Hahaha… inilah badai laten yang kerap datang. Tidak bisa dilawan, tidak mudah disiasati, cukup sulit juga untuk ditertawai. Begitulah!


17 Januari 2008

Jodoh Dompet

Begini-begini, saya sudah empat kali berjodoh…


Yang pertama saya nikahi karena kecocokan. Kita bisa hidup bersama selama 2 tahun. Kita saling menyayangi, bahkan dalam keadaan yang prihatin. Saya cukup tidak peduli bahwa di luar sana banyak orang serba berkelebihan. Saya pikir, kalau saya sendiri bisa nyaman dan tenang dalam kekurangan itu, kenapa mesti resah? Satu setengah tahun pertama benar-benar membuat saya bahagia. Tapi enam bulan terakhir dalam hubungan kita, saya mulai tergoda dengan yang lain. Bagaimana tidak? Dia mulai banyak menghabiskan perhatian untuk orang lain. Saya semakin tidak diperhatikan. Saya semakin dibuat merasa tidak berarti. Akhirnya saya tinggalkan dia tanpa putusan pengadilan. Biar saja, saya rasa dia cukup merasa bahwa dialah paling bertanggung jawab atas kegagalan hubungan kita. Biar saja disebut berhenti menafkahi lahir batin secara tiba-tiba…. menghilang. Biar saja….

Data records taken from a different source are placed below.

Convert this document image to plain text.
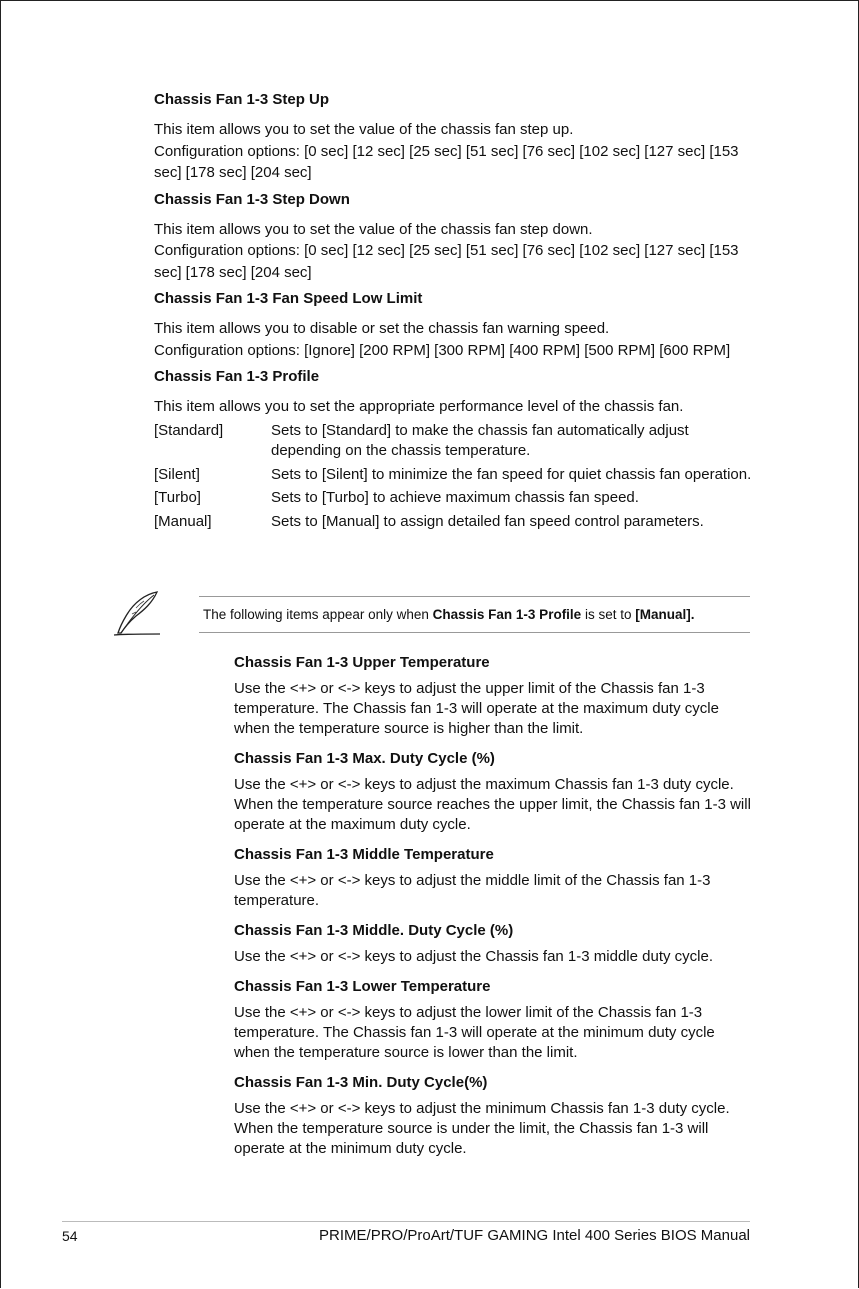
Chassis Fan 1-3 Step Up

This item allows you to set the value of the chassis fan step up.

Configuration options: [0 sec] [12 sec] [25 sec] [51 sec] [76 sec] [102 sec] [127 sec] [153 sec] [178 sec] [204 sec]

Chassis Fan 1-3 Step Down

This item allows you to set the value of the chassis fan step down.

Configuration options: [0 sec] [12 sec] [25 sec] [51 sec] [76 sec] [102 sec] [127 sec] [153 sec] [178 sec] [204 sec]

Chassis Fan 1-3 Fan Speed Low Limit

This item allows you to disable or set the chassis fan warning speed.

Configuration options: [Ignore] [200 RPM] [300 RPM] [400 RPM] [500 RPM] [600 RPM]

Chassis Fan 1-3 Profile

This item allows you to set the appropriate performance level of the chassis fan.

[Standard]	Sets to [Standard] to make the chassis fan automatically adjust depending on the chassis temperature.
[Silent]	Sets to [Silent] to minimize the fan speed for quiet chassis fan operation.
[Turbo]	Sets to [Turbo] to achieve maximum chassis fan speed.
[Manual]	Sets to [Manual] to assign detailed fan speed control parameters.
The following items appear only when Chassis Fan 1-3 Profile is set to [Manual].
Chassis Fan 1-3 Upper Temperature

Use the <+> or <-> keys to adjust the upper limit of the Chassis fan 1-3 temperature. The Chassis fan 1-3 will operate at the maximum duty cycle when the temperature source is higher than the limit.

Chassis Fan 1-3 Max. Duty Cycle (%)

Use the <+> or <-> keys to adjust the maximum Chassis fan 1-3 duty cycle. When the temperature source reaches the upper limit, the Chassis fan 1-3 will operate at the maximum duty cycle.

Chassis Fan 1-3 Middle Temperature

Use the <+> or <-> keys to adjust the middle limit of the Chassis fan 1-3 temperature.

Chassis Fan 1-3 Middle. Duty Cycle (%)

Use the <+> or <-> keys to adjust the Chassis fan 1-3 middle duty cycle.

Chassis Fan 1-3 Lower Temperature

Use the <+> or <-> keys to adjust the lower limit of the Chassis fan 1-3 temperature. The Chassis fan 1-3 will operate at the minimum duty cycle when the temperature source is lower than the limit.

Chassis Fan 1-3 Min. Duty Cycle(%)

Use the <+> or <-> keys to adjust the minimum Chassis fan 1-3 duty cycle. When the temperature source is under the limit, the Chassis fan 1-3 will operate at the minimum duty cycle.

54	PRIME/PRO/ProArt/TUF GAMING Intel 400 Series BIOS Manual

Saya tinggalkan yang pertama karena saya bertemu yang kedua ini. Tidak langsung sih. Saya sempat berpikir lama juga karena saya mempertimbangkan pendapat dan perasaan keluarga dan orang-orang terdekat kalau saya memilih si kedua ini. Akhirnya saya berkesimpulan, ini lebih kepada saya sendiri. Saya sendiri yang harus bisa menerimanya terlebih dahulu. Kalau lalu kita baik-baik saja, pasti semua orang bisa menerima. Begitulah, saya akhirnya menemukan jodoh saya yang kedua. Hubungan kita sangat mesra sekali. Semua teman saya mendukung hubungan ini, walaupun keluarga butuh waktu lebih lama untuk bisa menerimanya. Saya tidak ambil pusing. Tiga tahun yang amat sangat membahagiakan dan harus berakhir karena dia dipanggil yang Maha Kuasa… Saya masih sayang sama dia. Rindu untuknya selalu melahirkan kubangan di lensa mata. Kadang saya biarkan menetes, kadang saya tahan.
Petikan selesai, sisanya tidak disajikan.